Recent statistics show that buying a vacation home or investment property continues to be a popular move for many Americans. The unpredictability of the housing market can make purchasing a vacation home a real gamble for retirees, but for those who approach it carefully and do their homework, it can be a profitable decision.
The right approach
When looking at a vacation property, it’s always important to take into account financial and geographical factors before jumping into the market. For example, if you’re considering a vacation home here in Breckenridge, keep in mind this city is regularly listed as a top ski area but offers more than just winter sports. People also flock to the area for its unbeatable hiking, festivals, and white water rafting. By positioning your vacation home for year-round use you can make it a more profitable source of income when you’re renting it out.

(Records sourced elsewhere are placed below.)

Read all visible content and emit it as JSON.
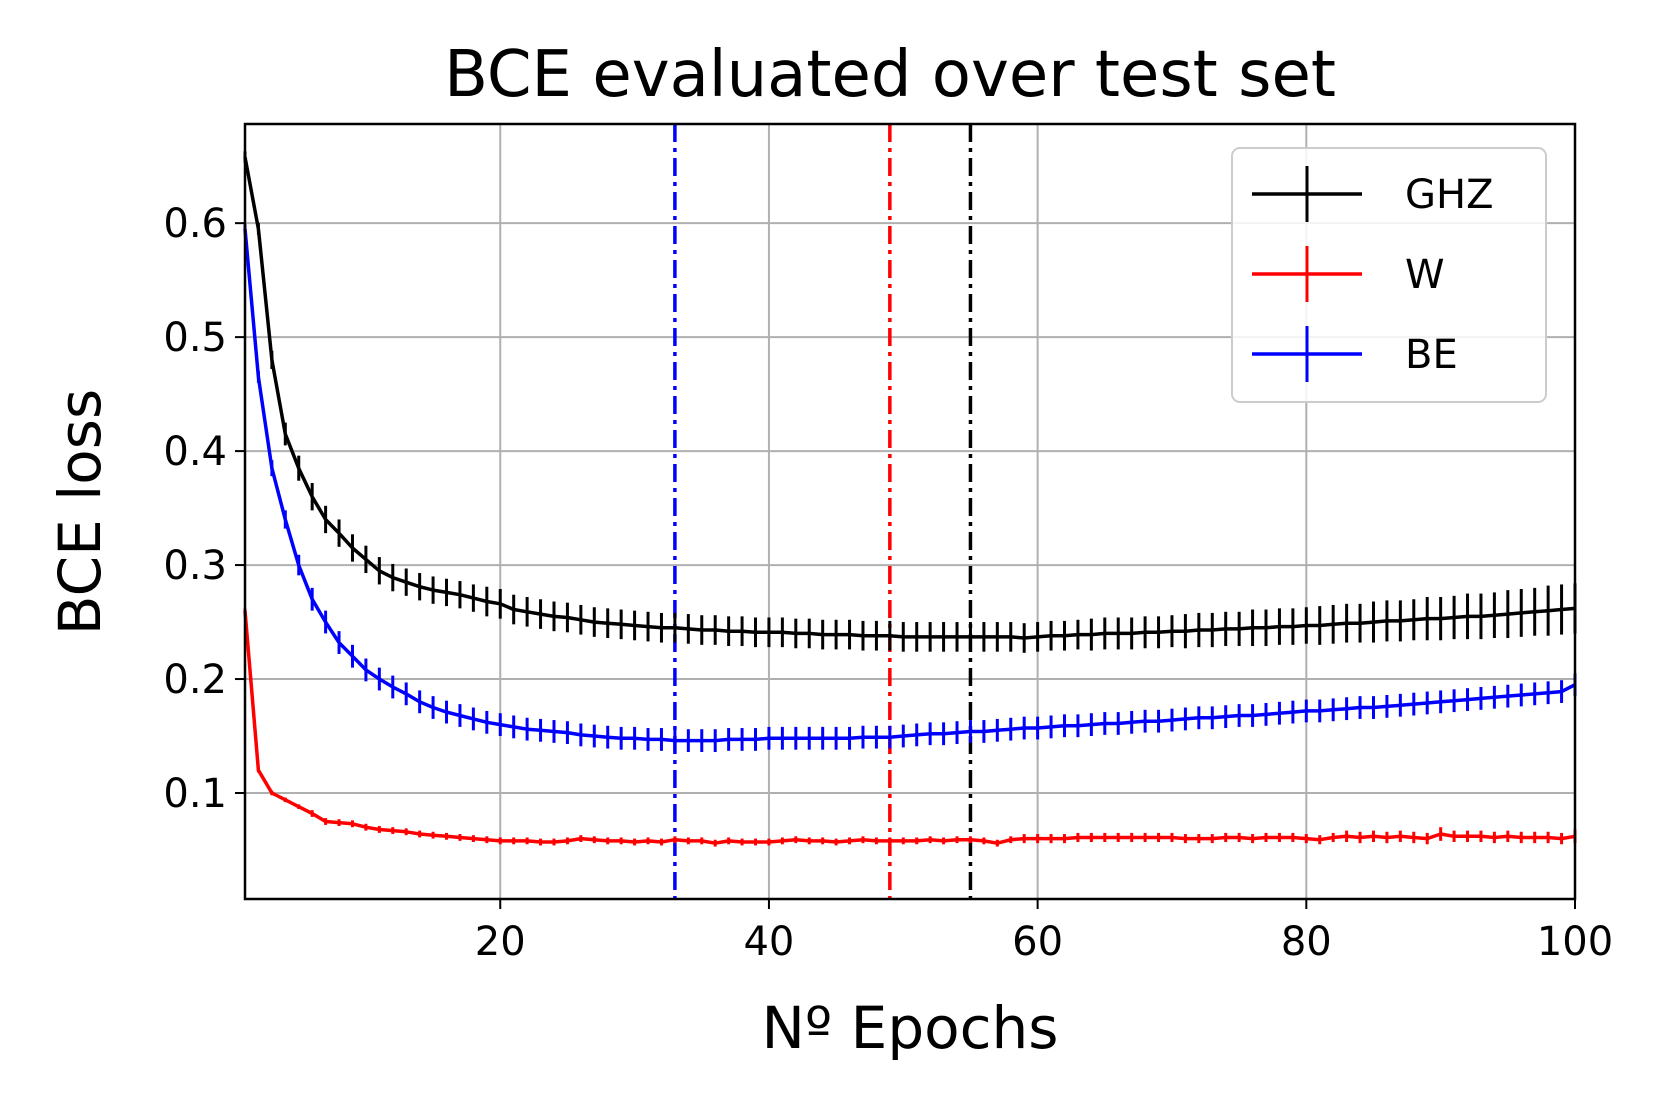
{
  "chart_data": {
    "type": "line",
    "title": "BCE evaluated over test set",
    "xlabel": "Nº Epochs",
    "ylabel": "BCE loss",
    "xlim": [
      1,
      100
    ],
    "ylim": [
      0.007,
      0.687
    ],
    "xticks": [
      20,
      40,
      60,
      80,
      100
    ],
    "yticks": [
      0.1,
      0.2,
      0.3,
      0.4,
      0.5,
      0.6
    ],
    "xtick_labels": [
      "20",
      "40",
      "60",
      "80",
      "100"
    ],
    "ytick_labels": [
      "0.1",
      "0.2",
      "0.3",
      "0.4",
      "0.5",
      "0.6"
    ],
    "grid": true,
    "legend_position": "top-right",
    "x": [
      1,
      2,
      3,
      4,
      5,
      6,
      7,
      8,
      9,
      10,
      11,
      12,
      13,
      14,
      15,
      16,
      17,
      18,
      19,
      20,
      21,
      22,
      23,
      24,
      25,
      26,
      27,
      28,
      29,
      30,
      31,
      32,
      33,
      34,
      35,
      36,
      37,
      38,
      39,
      40,
      41,
      42,
      43,
      44,
      45,
      46,
      47,
      48,
      49,
      50,
      51,
      52,
      53,
      54,
      55,
      56,
      57,
      58,
      59,
      60,
      61,
      62,
      63,
      64,
      65,
      66,
      67,
      68,
      69,
      70,
      71,
      72,
      73,
      74,
      75,
      76,
      77,
      78,
      79,
      80,
      81,
      82,
      83,
      84,
      85,
      86,
      87,
      88,
      89,
      90,
      91,
      92,
      93,
      94,
      95,
      96,
      97,
      98,
      99,
      100
    ],
    "series": [
      {
        "name": "GHZ",
        "color": "#000000",
        "values": [
          0.658,
          0.595,
          0.48,
          0.415,
          0.385,
          0.36,
          0.34,
          0.328,
          0.315,
          0.305,
          0.295,
          0.289,
          0.285,
          0.281,
          0.278,
          0.276,
          0.274,
          0.271,
          0.268,
          0.266,
          0.261,
          0.259,
          0.257,
          0.255,
          0.254,
          0.252,
          0.25,
          0.249,
          0.248,
          0.247,
          0.246,
          0.245,
          0.245,
          0.244,
          0.243,
          0.243,
          0.242,
          0.242,
          0.241,
          0.241,
          0.241,
          0.24,
          0.24,
          0.239,
          0.239,
          0.239,
          0.238,
          0.238,
          0.238,
          0.237,
          0.237,
          0.237,
          0.237,
          0.237,
          0.237,
          0.237,
          0.237,
          0.237,
          0.236,
          0.237,
          0.238,
          0.238,
          0.239,
          0.239,
          0.24,
          0.24,
          0.24,
          0.241,
          0.241,
          0.242,
          0.242,
          0.243,
          0.243,
          0.244,
          0.244,
          0.245,
          0.245,
          0.246,
          0.246,
          0.247,
          0.247,
          0.248,
          0.249,
          0.249,
          0.25,
          0.251,
          0.251,
          0.252,
          0.253,
          0.253,
          0.254,
          0.255,
          0.255,
          0.256,
          0.257,
          0.258,
          0.259,
          0.26,
          0.261,
          0.262
        ],
        "errors": [
          0.005,
          0.005,
          0.008,
          0.01,
          0.011,
          0.012,
          0.012,
          0.012,
          0.012,
          0.012,
          0.012,
          0.012,
          0.012,
          0.012,
          0.012,
          0.012,
          0.012,
          0.012,
          0.013,
          0.013,
          0.013,
          0.013,
          0.013,
          0.013,
          0.013,
          0.013,
          0.013,
          0.013,
          0.013,
          0.013,
          0.013,
          0.013,
          0.013,
          0.013,
          0.013,
          0.013,
          0.013,
          0.013,
          0.013,
          0.013,
          0.013,
          0.013,
          0.013,
          0.013,
          0.013,
          0.013,
          0.013,
          0.013,
          0.013,
          0.013,
          0.013,
          0.013,
          0.013,
          0.013,
          0.013,
          0.013,
          0.013,
          0.013,
          0.013,
          0.013,
          0.013,
          0.013,
          0.013,
          0.014,
          0.014,
          0.014,
          0.014,
          0.014,
          0.014,
          0.014,
          0.015,
          0.015,
          0.015,
          0.015,
          0.015,
          0.016,
          0.016,
          0.016,
          0.016,
          0.016,
          0.017,
          0.017,
          0.017,
          0.017,
          0.018,
          0.018,
          0.018,
          0.018,
          0.019,
          0.019,
          0.019,
          0.02,
          0.02,
          0.02,
          0.021,
          0.021,
          0.021,
          0.022,
          0.022,
          0.022
        ]
      },
      {
        "name": "W",
        "color": "#ff0000",
        "values": [
          0.26,
          0.12,
          0.1,
          0.094,
          0.088,
          0.082,
          0.075,
          0.074,
          0.073,
          0.07,
          0.068,
          0.067,
          0.066,
          0.064,
          0.063,
          0.062,
          0.061,
          0.06,
          0.059,
          0.058,
          0.058,
          0.058,
          0.057,
          0.057,
          0.058,
          0.06,
          0.059,
          0.058,
          0.058,
          0.057,
          0.058,
          0.057,
          0.059,
          0.058,
          0.058,
          0.056,
          0.058,
          0.057,
          0.057,
          0.057,
          0.058,
          0.059,
          0.058,
          0.058,
          0.057,
          0.058,
          0.059,
          0.058,
          0.058,
          0.058,
          0.058,
          0.059,
          0.058,
          0.059,
          0.059,
          0.058,
          0.056,
          0.059,
          0.06,
          0.06,
          0.06,
          0.06,
          0.061,
          0.061,
          0.061,
          0.061,
          0.061,
          0.061,
          0.061,
          0.061,
          0.06,
          0.06,
          0.06,
          0.061,
          0.061,
          0.06,
          0.061,
          0.061,
          0.061,
          0.06,
          0.059,
          0.061,
          0.062,
          0.061,
          0.062,
          0.061,
          0.062,
          0.061,
          0.06,
          0.064,
          0.062,
          0.062,
          0.062,
          0.061,
          0.062,
          0.061,
          0.061,
          0.061,
          0.06,
          0.062
        ],
        "errors": [
          0.002,
          0.002,
          0.002,
          0.002,
          0.002,
          0.003,
          0.003,
          0.003,
          0.003,
          0.003,
          0.003,
          0.003,
          0.003,
          0.003,
          0.003,
          0.003,
          0.003,
          0.003,
          0.003,
          0.003,
          0.003,
          0.003,
          0.003,
          0.003,
          0.003,
          0.003,
          0.003,
          0.003,
          0.003,
          0.003,
          0.003,
          0.003,
          0.003,
          0.003,
          0.003,
          0.003,
          0.003,
          0.003,
          0.003,
          0.003,
          0.003,
          0.003,
          0.003,
          0.003,
          0.003,
          0.003,
          0.003,
          0.003,
          0.003,
          0.003,
          0.003,
          0.003,
          0.003,
          0.003,
          0.003,
          0.003,
          0.003,
          0.003,
          0.004,
          0.004,
          0.004,
          0.004,
          0.004,
          0.004,
          0.004,
          0.004,
          0.004,
          0.004,
          0.004,
          0.004,
          0.004,
          0.004,
          0.004,
          0.004,
          0.004,
          0.004,
          0.004,
          0.004,
          0.004,
          0.004,
          0.004,
          0.004,
          0.005,
          0.005,
          0.005,
          0.005,
          0.005,
          0.005,
          0.005,
          0.006,
          0.005,
          0.005,
          0.005,
          0.005,
          0.005,
          0.005,
          0.005,
          0.005,
          0.005,
          0.006
        ]
      },
      {
        "name": "BE",
        "color": "#0000ff",
        "values": [
          0.595,
          0.465,
          0.385,
          0.34,
          0.3,
          0.27,
          0.25,
          0.232,
          0.22,
          0.208,
          0.2,
          0.193,
          0.187,
          0.18,
          0.175,
          0.171,
          0.168,
          0.165,
          0.162,
          0.16,
          0.158,
          0.156,
          0.155,
          0.154,
          0.153,
          0.151,
          0.15,
          0.149,
          0.148,
          0.148,
          0.147,
          0.147,
          0.146,
          0.146,
          0.146,
          0.146,
          0.147,
          0.147,
          0.147,
          0.148,
          0.148,
          0.148,
          0.148,
          0.148,
          0.148,
          0.148,
          0.149,
          0.149,
          0.149,
          0.15,
          0.151,
          0.152,
          0.152,
          0.153,
          0.154,
          0.154,
          0.155,
          0.156,
          0.157,
          0.157,
          0.158,
          0.159,
          0.159,
          0.16,
          0.161,
          0.161,
          0.162,
          0.163,
          0.163,
          0.164,
          0.165,
          0.166,
          0.166,
          0.167,
          0.168,
          0.168,
          0.169,
          0.17,
          0.171,
          0.172,
          0.172,
          0.173,
          0.174,
          0.175,
          0.175,
          0.176,
          0.177,
          0.178,
          0.179,
          0.18,
          0.181,
          0.182,
          0.183,
          0.184,
          0.185,
          0.186,
          0.187,
          0.188,
          0.189,
          0.195
        ],
        "errors": [
          0.004,
          0.005,
          0.007,
          0.008,
          0.009,
          0.01,
          0.01,
          0.01,
          0.01,
          0.01,
          0.01,
          0.01,
          0.01,
          0.01,
          0.01,
          0.01,
          0.01,
          0.01,
          0.01,
          0.01,
          0.01,
          0.01,
          0.01,
          0.01,
          0.01,
          0.01,
          0.01,
          0.01,
          0.01,
          0.01,
          0.01,
          0.01,
          0.01,
          0.01,
          0.01,
          0.01,
          0.01,
          0.01,
          0.01,
          0.01,
          0.01,
          0.01,
          0.01,
          0.01,
          0.01,
          0.01,
          0.01,
          0.01,
          0.01,
          0.01,
          0.01,
          0.01,
          0.01,
          0.01,
          0.01,
          0.01,
          0.01,
          0.01,
          0.01,
          0.01,
          0.01,
          0.01,
          0.01,
          0.01,
          0.01,
          0.01,
          0.01,
          0.01,
          0.01,
          0.01,
          0.01,
          0.01,
          0.01,
          0.01,
          0.01,
          0.01,
          0.01,
          0.01,
          0.01,
          0.01,
          0.01,
          0.01,
          0.01,
          0.01,
          0.01,
          0.01,
          0.01,
          0.01,
          0.01,
          0.01,
          0.01,
          0.01,
          0.01,
          0.01,
          0.01,
          0.01,
          0.01,
          0.01,
          0.01,
          0.01
        ]
      }
    ],
    "vlines": [
      {
        "x": 33,
        "color": "#0000ff",
        "style": "dash-dot"
      },
      {
        "x": 49,
        "color": "#ff0000",
        "style": "dash-dot"
      },
      {
        "x": 55,
        "color": "#000000",
        "style": "dash-dot"
      }
    ]
  }
}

Location is the number one rule in real estate. That holds particularly true when purchasing a vacation home. If you plan to rent it out throughout the year, you need to think about where and how accessible it is. Many retirees want family members to be able to enjoy the fruits of their hard work and will purchase a place based on these criteria. Is airfare affordable if your family is traveling from farther across the country? Can they use a budget airline that flies to your vacation rental destination? Factor in travel time and costs and get a good feel for the area throughout the year. Is it safe and are there plenty of amenities nearby? The answers to these questions are critical when making your choice.
Financing and timing
Before making such a commitment, carefully examine your finances and whether you can handle the financial burden of a vacation home. How’s the housing market where you’re looking? Investigate the situation by talking to a local realtor who knows where to look for the best deals. Ideally, you should focus on areas with high appreciation rates. Remember, this is an investment as much as it is a place to kick back and relax.
If you’re taking out a mortgage, use a lender in the area where you’re buying, someone with expertise in the market and who can steer you away from potential problem areas and help you keep insurance costs down. Be aware that lenders typically charge less for single-family homes. If your savings and investment income are insufficient, consider tapping into a home equity line of credit from your primary residence, commonly known as a HELOC. Ultimately, you need to know whether you have enough time and money to commit to a vacation home.
This is a big issue for vacation homeowners. If you’re purchasing a vacation home along the Texas Gulf Coast and you live in New England, you’ll need someone to look after the property and to deal with problems that arise from time to time. This is key if you’re planning to generate income by renting the place. A lot of property management companies will take care of maintenance and upkeep and help you market the place. Ask potential managers how and where they’ll market your property, and how they create a professional-looking listing online and in print. Do they use professional photographers whose work will be posted on their website and in printed marketing materials? Most importantly, you need to know how available they are and how quickly you can expect them to respond to an emergency. This is an important issue if your home is in a flood zone/hurricane region.
Purchasing a vacation home can be the feather in your cap for all those years of hard work. If you go into this decision with a clear plan and an idea of what you can afford and how to make it work as an investment, there’s no reason you can’t be kicking back in a few months reveling in your retirement.